According to informed sources in J&K Government, Horticulture (P&M) Department’s Kolkata-based Area Marketing Officer, Mohammad Rafeeq Mir, got the slum dwellers removed with his personal efforts and purchased a rope from market out of his own salary to raise “fencing” around the plots as the Government did not respond to his repeated requests of starting construction of at least the boundary wall.
Committing default after default and brazen violation of all agreements, Government of J&K trumpeted the slogans of “Khushhaal Kashmir” and rosy schemes for the Valley’s apple-growers and traders but did not budge an inch to make use of the land in Kolkata. Government of West Bengal slapped notice after notice on the defaulter J&K Government, extended its mercies only to learn that Srinagar had no political or bureaucratic will to exploit the highly attractive Bengal market for its ‘Golden Delicious’ and ‘American’ apple species.
Reads a note put up to Chief Minister Omar Abdullah: “….but in the meeting on 19-02-2009 it was understood that West Bengal Government have run out of patience and gathered an impression that J&K Government is not at all interested in the project and thereby they (J&K Govt) seek extensions only without any cogent reasons”. Even as an amount of Rs 10 Lakh was earmarked for raising of the boundary wall, work never started till it lapsed on March 31, 2009.
Even Omar Abdullah’s government has deferred the project and Chief Minister has desired Minister incharge Horticulture to visit Kolkata and submit his report. No time frame has been set for it. Sources said that having failed to mobilize successive governments in J&K for the last 20 years, Government of West Bengal had finally started the process of cancellation of lease.
Asked for his comments, Minister of Horticulture, Sham Lal, confirmed to Early Times that there had been sustained default by successive governments in J&K in regarding the lease agreement with Government of West Bengal but he sought to assure that work would start on the project “in near future”. “On the orders of Chief Minister, I am going to visit the spot alongwith CM’s Political Advisor. We are ourselves both from private corporate sector and aware of the value of prime land at Salt Lake. We are sure to kickstart the project and complete it in a couple of years”.

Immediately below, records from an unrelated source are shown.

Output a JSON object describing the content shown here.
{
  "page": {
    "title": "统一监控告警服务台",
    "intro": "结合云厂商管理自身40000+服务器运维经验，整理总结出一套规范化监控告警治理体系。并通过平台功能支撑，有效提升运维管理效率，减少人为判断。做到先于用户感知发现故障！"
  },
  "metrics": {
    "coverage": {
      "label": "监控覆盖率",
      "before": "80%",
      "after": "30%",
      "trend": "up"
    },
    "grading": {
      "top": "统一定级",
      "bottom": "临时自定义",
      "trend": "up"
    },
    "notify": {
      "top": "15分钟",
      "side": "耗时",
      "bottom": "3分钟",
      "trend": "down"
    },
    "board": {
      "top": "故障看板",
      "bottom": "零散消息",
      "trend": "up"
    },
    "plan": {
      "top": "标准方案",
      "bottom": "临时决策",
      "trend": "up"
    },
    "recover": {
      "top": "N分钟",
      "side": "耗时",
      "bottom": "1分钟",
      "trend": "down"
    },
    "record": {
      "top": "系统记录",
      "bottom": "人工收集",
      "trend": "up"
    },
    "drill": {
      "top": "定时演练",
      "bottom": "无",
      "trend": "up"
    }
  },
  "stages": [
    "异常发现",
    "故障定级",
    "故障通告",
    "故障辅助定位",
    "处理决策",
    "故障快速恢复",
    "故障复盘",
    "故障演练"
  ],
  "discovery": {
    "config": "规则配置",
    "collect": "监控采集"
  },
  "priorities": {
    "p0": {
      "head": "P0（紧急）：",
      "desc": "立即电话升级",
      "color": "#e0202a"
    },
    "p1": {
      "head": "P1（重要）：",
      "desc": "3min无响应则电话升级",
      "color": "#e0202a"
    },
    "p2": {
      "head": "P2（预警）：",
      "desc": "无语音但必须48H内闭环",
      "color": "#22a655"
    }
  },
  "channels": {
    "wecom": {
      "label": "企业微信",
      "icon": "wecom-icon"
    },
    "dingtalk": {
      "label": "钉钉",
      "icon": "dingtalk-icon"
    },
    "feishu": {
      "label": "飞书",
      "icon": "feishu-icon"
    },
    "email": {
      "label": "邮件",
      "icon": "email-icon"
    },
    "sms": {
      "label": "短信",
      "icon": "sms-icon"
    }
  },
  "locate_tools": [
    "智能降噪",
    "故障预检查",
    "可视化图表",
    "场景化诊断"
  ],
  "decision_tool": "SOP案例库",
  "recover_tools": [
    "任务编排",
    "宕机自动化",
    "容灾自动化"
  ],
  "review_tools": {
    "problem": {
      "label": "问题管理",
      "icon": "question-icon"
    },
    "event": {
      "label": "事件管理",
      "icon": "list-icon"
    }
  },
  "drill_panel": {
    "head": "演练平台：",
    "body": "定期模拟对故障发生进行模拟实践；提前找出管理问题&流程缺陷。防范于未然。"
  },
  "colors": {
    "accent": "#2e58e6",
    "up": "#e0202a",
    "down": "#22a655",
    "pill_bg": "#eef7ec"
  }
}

He said that National Institute of Agriculture Marketing Jaipur had prepared the DPR at a cost of Rs 376 Lakhs years before and the entire project required to be reviewed in the view of cost escalation and state-of-the-art technology being adopted in construction and operation of Controlled Atmosphere Storages. “We will be submitting a fresh proposal with a vision of next 50 years”, Sham Lal said. He said it was unfortunate that our political leaders and bureaucrats had slept over sensitive matters in horticulture sector for decades and put valuable properties at Azadpur and Shalimar Garden in New Delhi besides two shops in Mumbai “in dead storage”. “I am now recovering and utilizing all these forgotten properties”, he said.